Я ничего постыдного в такой практике не видел. Как по мне, говорила в Викторе советская закалка, остатки коммунизма. А ведь будешь так помогать бескорыстно шведскому коллеге, из любви к чистой науке, – глядишь, он Нобелевку огребет, а ты с носом останешься. Тем более, платит он все равно не из своего кармана, а за счет соплеменных налогоплательщиков, которым и так денег девать некуда. Пусть лучше идут на украинскую науку, на зарплату Вадиму с Виктором, чем на пособие по безработице какому-нибудь курду, чей дедушка когда-то перебрался в Стокгольм. По-моему, так. Наука – наукой, коммерция – коммерцией, и они прекрасно уживаются, если ко всему подходить разумно и без фанатизма.

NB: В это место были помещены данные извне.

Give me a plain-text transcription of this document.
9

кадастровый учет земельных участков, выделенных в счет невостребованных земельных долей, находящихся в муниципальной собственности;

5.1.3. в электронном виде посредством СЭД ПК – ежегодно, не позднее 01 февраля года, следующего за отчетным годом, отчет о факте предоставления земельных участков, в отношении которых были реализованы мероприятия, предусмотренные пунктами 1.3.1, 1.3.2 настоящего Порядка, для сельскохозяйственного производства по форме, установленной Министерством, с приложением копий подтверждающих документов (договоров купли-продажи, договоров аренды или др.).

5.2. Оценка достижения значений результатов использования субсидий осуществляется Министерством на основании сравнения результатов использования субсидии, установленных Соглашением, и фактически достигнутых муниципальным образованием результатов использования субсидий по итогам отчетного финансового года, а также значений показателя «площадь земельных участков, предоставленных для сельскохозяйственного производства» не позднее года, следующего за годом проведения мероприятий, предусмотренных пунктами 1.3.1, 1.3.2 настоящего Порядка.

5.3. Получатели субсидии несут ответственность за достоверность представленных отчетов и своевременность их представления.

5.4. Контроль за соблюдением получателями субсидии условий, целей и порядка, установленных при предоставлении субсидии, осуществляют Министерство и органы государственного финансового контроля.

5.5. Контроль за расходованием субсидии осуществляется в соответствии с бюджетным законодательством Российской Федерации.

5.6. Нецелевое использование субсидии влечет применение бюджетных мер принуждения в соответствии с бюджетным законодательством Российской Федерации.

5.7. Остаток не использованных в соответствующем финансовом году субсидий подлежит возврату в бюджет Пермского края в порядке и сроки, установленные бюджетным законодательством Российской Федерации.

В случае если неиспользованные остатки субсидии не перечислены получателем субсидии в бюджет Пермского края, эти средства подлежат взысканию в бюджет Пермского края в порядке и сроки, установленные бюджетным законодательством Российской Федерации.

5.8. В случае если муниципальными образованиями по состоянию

Фургончик, наконец, перестал пятиться и встал на щербатой бетонке, где, наконец, можно было развернуться, пусть и царапая борта о разросшиеся кусты.

– Куда теперь?

Наш штурман, он же научный руководитель, снова зашелестел картой, защелкал клавишами.

– Давай налево, потом вперед метров пятьсот, там перекресток с клумбой круглой. На нем – направо и через двести метров налево. Там автостоянка была. Открытая, забетонированная. Хозяин ее собирался крытой сделать, даже столбы начал по периметру вкапывать, да, вишь, не успел. А нам для доброго дела сгодиться. Ночевать уже пора, а мы все по лесам раскатываем.

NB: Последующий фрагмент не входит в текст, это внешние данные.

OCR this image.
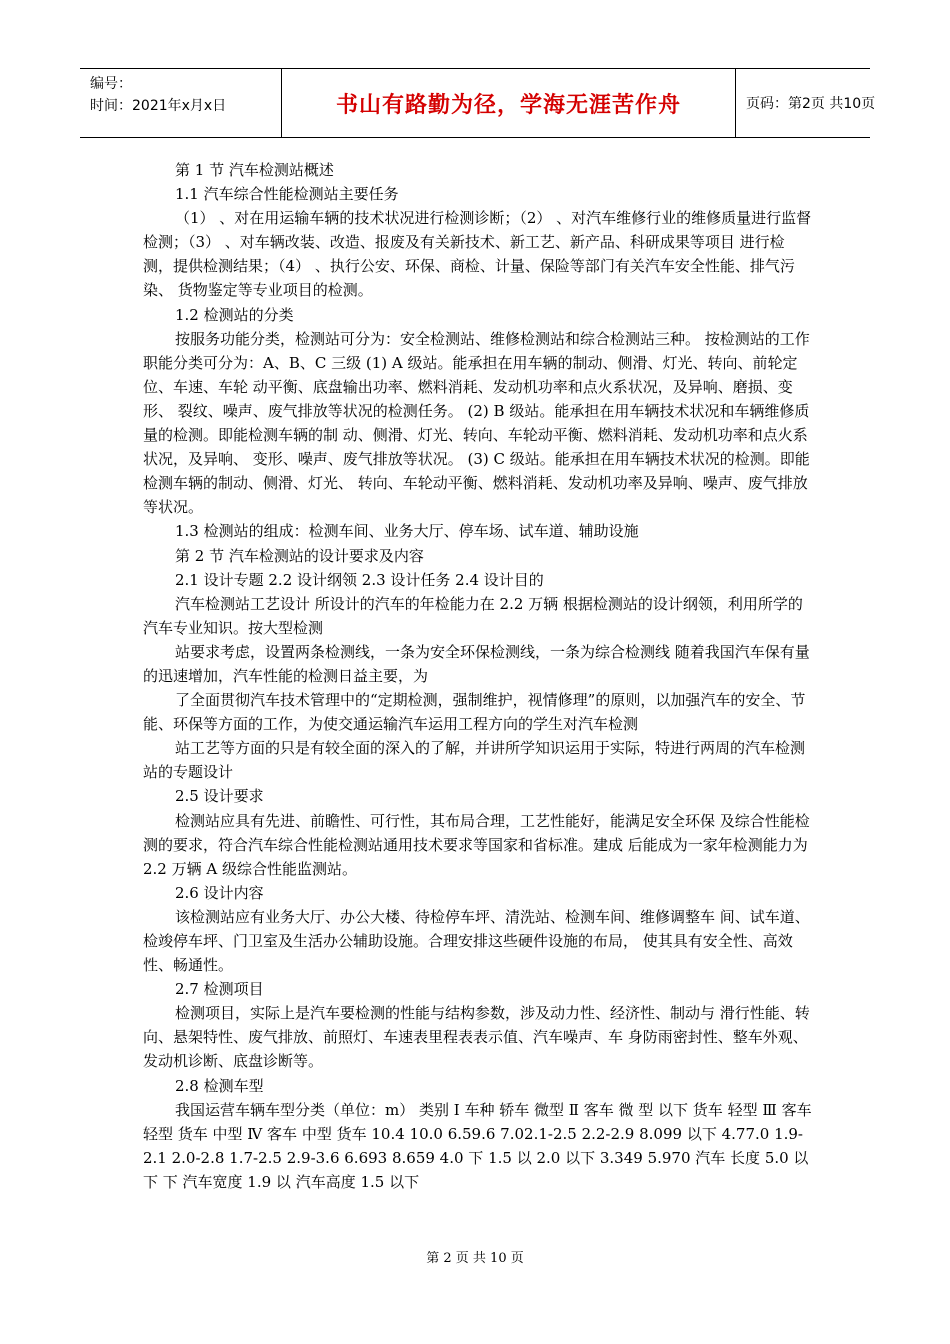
编号：
时间：2021年x月x日	书山有路勤为径，学海无涯苦作舟	页码：第2页 共10页

第 1 节 汽车检测站概述

1.1 汽车综合性能检测站主要任务

（1） 、对在用运输车辆的技术状况进行检测诊断；（2） 、对汽车维修行业的维修质量进行监督检测；（3） 、对车辆改装、改造、报废及有关新技术、新工艺、新产品、科研成果等项目 进行检测，提供检测结果；（4） 、执行公安、环保、商检、计量、保险等部门有关汽车安全性能、排气污染、 货物鉴定等专业项目的检测。

1.2 检测站的分类

按服务功能分类，检测站可分为：安全检测站、维修检测站和综合检测站三种。 按检测站的工作职能分类可分为：A、B、C 三级 (1) A 级站。能承担在用车辆的制动、侧滑、灯光、转向、前轮定位、车速、车轮 动平衡、底盘输出功率、燃料消耗、发动机功率和点火系状况，及异响、磨损、变形、 裂纹、噪声、废气排放等状况的检测任务。 (2) B 级站。能承担在用车辆技术状况和车辆维修质量的检测。即能检测车辆的制 动、侧滑、灯光、转向、车轮动平衡、燃料消耗、发动机功率和点火系状况，及异响、 变形、噪声、废气排放等状况。 (3) C 级站。能承担在用车辆技术状况的检测。即能检测车辆的制动、侧滑、灯光、 转向、车轮动平衡、燃料消耗、发动机功率及异响、噪声、废气排放等状况。

1.3 检测站的组成：检测车间、业务大厅、停车场、试车道、辅助设施

第 2 节 汽车检测站的设计要求及内容

2.1 设计专题 2.2 设计纲领 2.3 设计任务 2.4 设计目的

汽车检测站工艺设计 所设计的汽车的年检能力在 2.2 万辆 根据检测站的设计纲领，利用所学的汽车专业知识。按大型检测

站要求考虑，设置两条检测线，一条为安全环保检测线，一条为综合检测线 随着我国汽车保有量的迅速增加，汽车性能的检测日益主要，为

了全面贯彻汽车技术管理中的“定期检测，强制维护，视情修理”的原则，以加强汽车的安全、节能、环保等方面的工作，为使交通运输汽车运用工程方向的学生对汽车检测

站工艺等方面的只是有较全面的深入的了解，并讲所学知识运用于实际，特进行两周的汽车检测站的专题设计

2.5 设计要求

检测站应具有先进、前瞻性、可行性，其布局合理，工艺性能好，能满足安全环保 及综合性能检测的要求，符合汽车综合性能检测站通用技术要求等国家和省标准。建成 后能成为一家年检测能力为 2.2 万辆 A 级综合性能监测站。

2.6 设计内容

该检测站应有业务大厅、办公大楼、待检停车坪、清洗站、检测车间、维修调整车 间、试车道、检竣停车坪、门卫室及生活办公辅助设施。合理安排这些硬件设施的布局， 使其具有安全性、高效性、畅通性。

2.7 检测项目

检测项目，实际上是汽车要检测的性能与结构参数，涉及动力性、经济性、制动与 滑行性能、转向、悬架特性、废气排放、前照灯、车速表里程表表示值、汽车噪声、车 身防雨密封性、整车外观、发动机诊断、底盘诊断等。

2.8 检测车型

我国运营车辆车型分类（单位：m） 类别 Ⅰ 车种 轿车 微型 Ⅱ 客车 微 型 以下 货车 轻型 Ⅲ 客车 轻型 货车 中型 Ⅳ 客车 中型 货车 10.4 10.0 6.59.6 7.02.1-2.5 2.2-2.9 8.099 以下 4.77.0 1.9-2.1 2.0-2.8 1.7-2.5 2.9-3.6 6.693 8.659 4.0 下 1.5 以 2.0 以下 3.349 5.970 汽车 长度 5.0 以下 下 汽车宽度 1.9 以 汽车高度 1.5 以下

第 2 页 共 10 页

Ломая усиленным бампером сухие стебли (под днищем будто рвались мелкие петарды) машина выкатилась на бывшую стоянку, а теперь просто поляну.

– Маски! – скомандовал Виктор сзади. Вадим мгновенно натянул «свиное рыльце» респиратора, а я замешкался, запутался в ремнях и резинках – и тут же почувствовал, как чужие пальцы расправляют их на затылке. Наконец, маска, подогнанная еще перед выездом, заняла положенное ей место, и я засипел сквозь жутко высокотехнологические фильтры, которые призваны были защитить мой организм от всякой внешней бякости. Пропущенный через все эти мембраны и абсорбенты воздух оставлял на языке сильный и достаточно мерзкий привкус – словно в рот насыпали медных опилок пополам со стиральным порошком.

Вадим проверил, насколько плотно задраены окна, и нажал кнопку на приборной панели. Кнопка была крупная, из темно-коричневой пластмассы – небось, еще из семидесятых годов прошлого века. И на каком радиорынке ее нашли? Раздалось мощное шипение, и машина снаружи окуталась серно-желтым дымом, который вырывался откуда-то из-под брюха толстыми и лохматыми, словно корабельные канаты, струями.

Через десять минут дым рассеялся. Вадим посмотрел на экранчик какого-то прибора, торчащий вместо штатной магнитолы, сам себе кивнул и с видимым удовольствием стащил с головы маску. Я последовал его примеру – в ноздри тут же шибануло чем-то аптечно-едким.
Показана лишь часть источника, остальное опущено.